State lawmakers cracked down on such cases after the shocking murder of a suburban teen in 1985.
Bridget Drobney, 16, of Downers Grove, was attending a family wedding in downstate Macoupin County in July 1985.
After driving her father from the reception to where they were staying, she headed back to the party alone.
Driving along a gravel road, she spotted flashing red lights behind her and pulled over, believing she was being stopped by police. Instead it was three men who abducted Bridget, sexually assaulted her then stabbed her to death, leaving her body in a cornfield.
In the wake of the heinous crime, then-state Sen. Vince DeMuzio of nearby Carlinville sponsored legislation making the possession and use of such flashing lights by the general public illegal.
"Perhaps if we had had this legislation some years ago, we would not have seen the tragic murder of 16-year-old Bridget Drobney, whose murderer used flashing lights to trick her, an innocent victim, into pulling to the side of the road," DeMuzio said in July 1986, after Gov. Jim Thompson signed the law.
Not too late
There's still time to make tonight's Lake County Opioid Initiative's inaugural "Save a Life" Fundraising Event.
The fundraiser kicks off at 6:30 p.m. at the DoubleTree by Hilton Hotel Libertyville -- Mundelein, 510 E. Route 83 in Mundelein.

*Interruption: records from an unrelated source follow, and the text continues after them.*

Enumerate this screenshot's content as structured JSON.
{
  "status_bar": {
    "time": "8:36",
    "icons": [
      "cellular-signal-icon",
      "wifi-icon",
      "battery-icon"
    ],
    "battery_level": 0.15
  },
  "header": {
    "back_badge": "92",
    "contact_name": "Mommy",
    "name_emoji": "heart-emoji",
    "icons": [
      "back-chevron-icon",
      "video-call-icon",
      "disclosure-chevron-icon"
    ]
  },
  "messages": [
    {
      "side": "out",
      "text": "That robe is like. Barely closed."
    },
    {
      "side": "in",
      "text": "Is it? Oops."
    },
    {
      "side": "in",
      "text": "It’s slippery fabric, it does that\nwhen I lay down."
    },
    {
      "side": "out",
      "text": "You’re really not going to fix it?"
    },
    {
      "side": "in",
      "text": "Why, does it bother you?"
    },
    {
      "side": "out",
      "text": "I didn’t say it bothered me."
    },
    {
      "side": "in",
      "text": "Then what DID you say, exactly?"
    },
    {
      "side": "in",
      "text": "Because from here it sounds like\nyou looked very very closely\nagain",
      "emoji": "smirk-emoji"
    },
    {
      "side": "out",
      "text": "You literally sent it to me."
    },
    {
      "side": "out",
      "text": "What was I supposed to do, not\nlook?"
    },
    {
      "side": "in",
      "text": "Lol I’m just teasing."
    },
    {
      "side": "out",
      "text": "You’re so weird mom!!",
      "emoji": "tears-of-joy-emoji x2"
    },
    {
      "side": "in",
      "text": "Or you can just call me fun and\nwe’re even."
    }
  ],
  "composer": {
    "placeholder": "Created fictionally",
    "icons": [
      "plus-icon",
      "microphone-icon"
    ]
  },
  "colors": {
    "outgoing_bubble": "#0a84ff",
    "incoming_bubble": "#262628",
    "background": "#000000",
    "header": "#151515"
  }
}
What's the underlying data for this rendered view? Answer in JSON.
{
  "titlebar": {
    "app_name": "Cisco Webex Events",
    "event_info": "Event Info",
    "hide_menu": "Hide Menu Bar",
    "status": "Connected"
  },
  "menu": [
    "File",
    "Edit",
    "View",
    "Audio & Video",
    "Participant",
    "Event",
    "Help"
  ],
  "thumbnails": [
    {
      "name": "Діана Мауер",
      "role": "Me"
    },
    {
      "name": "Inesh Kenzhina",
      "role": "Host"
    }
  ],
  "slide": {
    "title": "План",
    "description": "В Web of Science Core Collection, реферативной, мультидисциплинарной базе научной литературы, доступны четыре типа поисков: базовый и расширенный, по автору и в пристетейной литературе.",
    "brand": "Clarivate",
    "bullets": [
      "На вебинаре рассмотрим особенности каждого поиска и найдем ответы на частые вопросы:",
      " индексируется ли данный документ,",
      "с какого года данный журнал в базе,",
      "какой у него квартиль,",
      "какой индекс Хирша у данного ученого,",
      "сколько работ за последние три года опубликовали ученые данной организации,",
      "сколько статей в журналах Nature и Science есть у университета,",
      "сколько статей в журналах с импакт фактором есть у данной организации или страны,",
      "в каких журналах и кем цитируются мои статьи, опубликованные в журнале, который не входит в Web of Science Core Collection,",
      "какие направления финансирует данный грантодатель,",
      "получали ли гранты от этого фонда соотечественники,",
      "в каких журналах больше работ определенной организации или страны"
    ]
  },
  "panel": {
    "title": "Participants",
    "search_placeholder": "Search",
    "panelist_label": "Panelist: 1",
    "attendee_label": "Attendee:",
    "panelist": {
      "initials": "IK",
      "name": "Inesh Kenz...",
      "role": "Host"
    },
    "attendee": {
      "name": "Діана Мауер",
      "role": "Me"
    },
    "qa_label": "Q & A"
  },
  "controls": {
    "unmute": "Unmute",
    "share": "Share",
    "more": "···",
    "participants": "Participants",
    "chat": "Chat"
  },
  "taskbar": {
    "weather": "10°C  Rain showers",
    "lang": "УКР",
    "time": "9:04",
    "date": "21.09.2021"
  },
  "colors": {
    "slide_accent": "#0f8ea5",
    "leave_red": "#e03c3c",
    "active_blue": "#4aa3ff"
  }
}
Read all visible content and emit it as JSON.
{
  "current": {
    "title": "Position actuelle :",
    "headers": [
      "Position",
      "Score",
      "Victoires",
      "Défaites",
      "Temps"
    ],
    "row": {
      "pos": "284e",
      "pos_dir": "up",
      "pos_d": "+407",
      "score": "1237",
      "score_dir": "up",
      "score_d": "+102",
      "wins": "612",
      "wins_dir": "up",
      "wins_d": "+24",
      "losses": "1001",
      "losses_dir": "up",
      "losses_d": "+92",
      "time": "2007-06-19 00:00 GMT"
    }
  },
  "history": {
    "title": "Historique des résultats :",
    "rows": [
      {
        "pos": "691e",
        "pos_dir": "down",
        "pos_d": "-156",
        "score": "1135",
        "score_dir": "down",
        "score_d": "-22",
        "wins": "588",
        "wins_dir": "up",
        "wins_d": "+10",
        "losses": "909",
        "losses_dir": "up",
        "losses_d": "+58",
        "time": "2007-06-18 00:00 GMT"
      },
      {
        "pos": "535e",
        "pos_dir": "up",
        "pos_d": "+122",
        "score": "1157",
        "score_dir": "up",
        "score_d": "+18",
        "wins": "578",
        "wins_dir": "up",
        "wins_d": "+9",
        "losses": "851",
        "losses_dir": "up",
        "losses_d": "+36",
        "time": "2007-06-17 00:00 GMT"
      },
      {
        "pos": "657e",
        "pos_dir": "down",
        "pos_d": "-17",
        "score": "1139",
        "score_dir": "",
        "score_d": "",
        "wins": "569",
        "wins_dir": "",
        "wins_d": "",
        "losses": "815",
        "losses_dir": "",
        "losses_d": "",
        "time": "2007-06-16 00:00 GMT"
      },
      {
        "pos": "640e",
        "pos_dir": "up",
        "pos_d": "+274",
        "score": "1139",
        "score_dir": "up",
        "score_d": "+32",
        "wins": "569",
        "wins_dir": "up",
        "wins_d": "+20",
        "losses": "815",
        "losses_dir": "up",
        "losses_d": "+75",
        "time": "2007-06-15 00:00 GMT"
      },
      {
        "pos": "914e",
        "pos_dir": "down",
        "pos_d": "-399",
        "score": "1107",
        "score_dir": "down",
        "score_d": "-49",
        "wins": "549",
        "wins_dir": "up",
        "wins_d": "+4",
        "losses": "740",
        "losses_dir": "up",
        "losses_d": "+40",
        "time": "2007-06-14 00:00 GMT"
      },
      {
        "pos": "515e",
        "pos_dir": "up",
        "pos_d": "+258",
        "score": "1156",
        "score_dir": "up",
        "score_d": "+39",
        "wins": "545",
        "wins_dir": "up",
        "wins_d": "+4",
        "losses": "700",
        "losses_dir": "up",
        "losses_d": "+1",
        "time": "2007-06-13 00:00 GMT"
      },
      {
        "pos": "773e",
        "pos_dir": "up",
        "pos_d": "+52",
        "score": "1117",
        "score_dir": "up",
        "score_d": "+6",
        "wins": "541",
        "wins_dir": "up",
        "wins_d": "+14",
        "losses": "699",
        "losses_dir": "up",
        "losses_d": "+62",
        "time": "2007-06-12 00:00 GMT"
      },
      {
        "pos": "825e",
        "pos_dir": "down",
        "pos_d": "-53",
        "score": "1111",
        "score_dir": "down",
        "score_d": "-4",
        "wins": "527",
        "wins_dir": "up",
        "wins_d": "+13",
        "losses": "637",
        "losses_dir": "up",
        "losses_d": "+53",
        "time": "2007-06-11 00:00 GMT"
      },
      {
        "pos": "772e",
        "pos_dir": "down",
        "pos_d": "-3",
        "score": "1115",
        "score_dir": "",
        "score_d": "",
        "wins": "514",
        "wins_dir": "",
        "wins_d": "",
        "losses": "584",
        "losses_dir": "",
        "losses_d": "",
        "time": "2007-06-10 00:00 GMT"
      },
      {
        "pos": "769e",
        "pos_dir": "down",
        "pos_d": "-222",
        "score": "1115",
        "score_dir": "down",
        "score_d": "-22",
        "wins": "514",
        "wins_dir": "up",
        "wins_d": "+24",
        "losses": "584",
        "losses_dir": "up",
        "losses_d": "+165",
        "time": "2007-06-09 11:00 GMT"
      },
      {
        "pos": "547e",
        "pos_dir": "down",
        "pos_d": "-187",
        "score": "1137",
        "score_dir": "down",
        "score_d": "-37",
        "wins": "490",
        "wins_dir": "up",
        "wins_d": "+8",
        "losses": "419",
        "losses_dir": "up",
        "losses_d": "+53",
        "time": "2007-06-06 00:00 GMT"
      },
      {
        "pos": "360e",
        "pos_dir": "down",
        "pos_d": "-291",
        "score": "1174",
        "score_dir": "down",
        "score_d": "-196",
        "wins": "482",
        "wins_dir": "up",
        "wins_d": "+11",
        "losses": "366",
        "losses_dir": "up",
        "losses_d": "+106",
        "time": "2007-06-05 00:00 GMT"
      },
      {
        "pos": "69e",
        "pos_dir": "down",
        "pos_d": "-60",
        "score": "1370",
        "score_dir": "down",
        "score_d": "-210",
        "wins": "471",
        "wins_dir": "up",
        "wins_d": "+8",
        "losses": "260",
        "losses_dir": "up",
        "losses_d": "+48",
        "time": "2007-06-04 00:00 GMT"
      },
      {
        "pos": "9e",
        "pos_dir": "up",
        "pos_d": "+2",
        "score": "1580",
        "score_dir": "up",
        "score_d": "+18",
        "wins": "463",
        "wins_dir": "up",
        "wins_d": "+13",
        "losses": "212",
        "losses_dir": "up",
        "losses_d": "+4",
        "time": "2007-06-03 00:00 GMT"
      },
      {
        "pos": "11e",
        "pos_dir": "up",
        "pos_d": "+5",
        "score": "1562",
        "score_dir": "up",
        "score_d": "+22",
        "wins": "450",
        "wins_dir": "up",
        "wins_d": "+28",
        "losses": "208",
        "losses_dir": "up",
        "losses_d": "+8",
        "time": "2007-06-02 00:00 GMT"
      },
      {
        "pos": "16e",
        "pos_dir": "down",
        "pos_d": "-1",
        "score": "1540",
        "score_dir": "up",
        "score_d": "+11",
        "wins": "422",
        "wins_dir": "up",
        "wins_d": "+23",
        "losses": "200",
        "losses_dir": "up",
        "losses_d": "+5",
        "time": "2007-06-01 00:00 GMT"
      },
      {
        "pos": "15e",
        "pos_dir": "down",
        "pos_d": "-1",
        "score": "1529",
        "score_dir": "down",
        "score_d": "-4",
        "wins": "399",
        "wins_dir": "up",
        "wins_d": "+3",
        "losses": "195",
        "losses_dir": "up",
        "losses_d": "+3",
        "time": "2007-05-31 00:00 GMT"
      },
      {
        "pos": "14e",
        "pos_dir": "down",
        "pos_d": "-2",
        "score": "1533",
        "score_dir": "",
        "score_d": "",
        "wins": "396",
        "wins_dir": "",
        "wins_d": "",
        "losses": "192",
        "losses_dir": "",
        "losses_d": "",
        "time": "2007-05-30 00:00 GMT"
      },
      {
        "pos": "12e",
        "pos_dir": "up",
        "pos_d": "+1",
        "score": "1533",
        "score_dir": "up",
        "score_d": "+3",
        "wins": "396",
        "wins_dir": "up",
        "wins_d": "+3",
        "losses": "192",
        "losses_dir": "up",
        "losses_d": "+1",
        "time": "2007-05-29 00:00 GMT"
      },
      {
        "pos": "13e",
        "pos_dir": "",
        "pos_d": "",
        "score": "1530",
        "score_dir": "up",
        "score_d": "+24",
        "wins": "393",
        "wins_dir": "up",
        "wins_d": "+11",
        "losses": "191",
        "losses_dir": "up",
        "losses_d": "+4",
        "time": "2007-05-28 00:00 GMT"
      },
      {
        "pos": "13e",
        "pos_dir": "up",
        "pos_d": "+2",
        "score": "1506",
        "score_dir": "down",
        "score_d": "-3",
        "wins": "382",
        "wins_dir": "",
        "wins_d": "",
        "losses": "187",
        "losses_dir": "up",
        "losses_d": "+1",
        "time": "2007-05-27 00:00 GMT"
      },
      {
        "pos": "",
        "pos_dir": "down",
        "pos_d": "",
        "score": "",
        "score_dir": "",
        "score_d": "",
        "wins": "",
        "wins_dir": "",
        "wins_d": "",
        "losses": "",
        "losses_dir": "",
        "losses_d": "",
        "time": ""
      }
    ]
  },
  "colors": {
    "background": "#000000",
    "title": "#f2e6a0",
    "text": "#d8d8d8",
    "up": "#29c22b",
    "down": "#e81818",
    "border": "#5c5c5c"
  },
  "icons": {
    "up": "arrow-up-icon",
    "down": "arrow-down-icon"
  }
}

If you go, you'll be among more than 200 expected guests, including mayors, law enforcement officials and community leaders.
The event's keynote speaker is the Daily Herald's Marie Wilson, who's reported extensively on the impact of the opioid crisis on the suburbs.
The Lake County Opioid Initiative's mission is to develop and implement efforts to prevent opioid abuse, addiction, overdose and death.
Its efforts to equip police with the overdose-reversal drug naloxone has helped save nearly 300 lives since December 2014, and the "A Way Out" program it helped get off the ground in 2016 has led to nearly 400 opioid users getting access to treatment.
For information about tonight's event, call (224) 545-3798 or email email@example.com.
You can register at eventbrite.com/tickets.
No more kids lockup
Kids under age 13 who run afoul of the law in Cook County will no longer be locked up while their cases are pending. Under a measure approved Wednesday by the county board, taking a such a young child away from his or her home must be the last resort, and in those instances authorities should seek alternatives to a lockup.
"This ordinance is based on the best practices for treatment of children in conflict with the law," the ordinance's sponsor, Commissioner Larry Suffredin of Chicago, said after its passage. "It will prevent young children from being scarred by confinement in detention and leading to more problems later in life."
Backers say the policy is consistent with American Pediatric Association findings that confining a child has adverse health consequences that last a lifetime.
It can only get better
More changes are afoot at the Geneva Police Department. Among them, the hiring of new Officer Xavier Perez, who was sworn in by Mayor Kevin Burns on Monday.
As he does with every new officer, Burns grilled Perez about his previous work experiences -- in Perez's case, his time as general manager at Sky Naperville trampoline park. What was his most memorable experience there?
"Probably having to clean up throw-up," Perez said.
"You've chosen the right career, sir," Burns quipped.
Burns also announced that Sgt. Mike Frieders has been promoted to commander, replacing the retiring Julie Nash. Officers Robert Kenders and Clint Montgomery were promoted to sergeant.
Being a cop isn't Frieders' only gig. He's also a part-time Geneva firefighter.
You can see it all on the city's YouTube channel.
Be safe, chief
Aurora police officials were shooting the breeze outside the police department Tuesday, a bit after the annual Sept. 11 memorial ceremony, when we heard one of them say, "That's not a good idea."
Looking up to see what Cmdr. Keith Cross was talking about, we saw Chief Kristen Ziman stowing her hat in a motorcycle compartment and preparing to take a ride with one of the military veterans who'd attended the ceremony. "I don't want to be chief!" Cross yelled.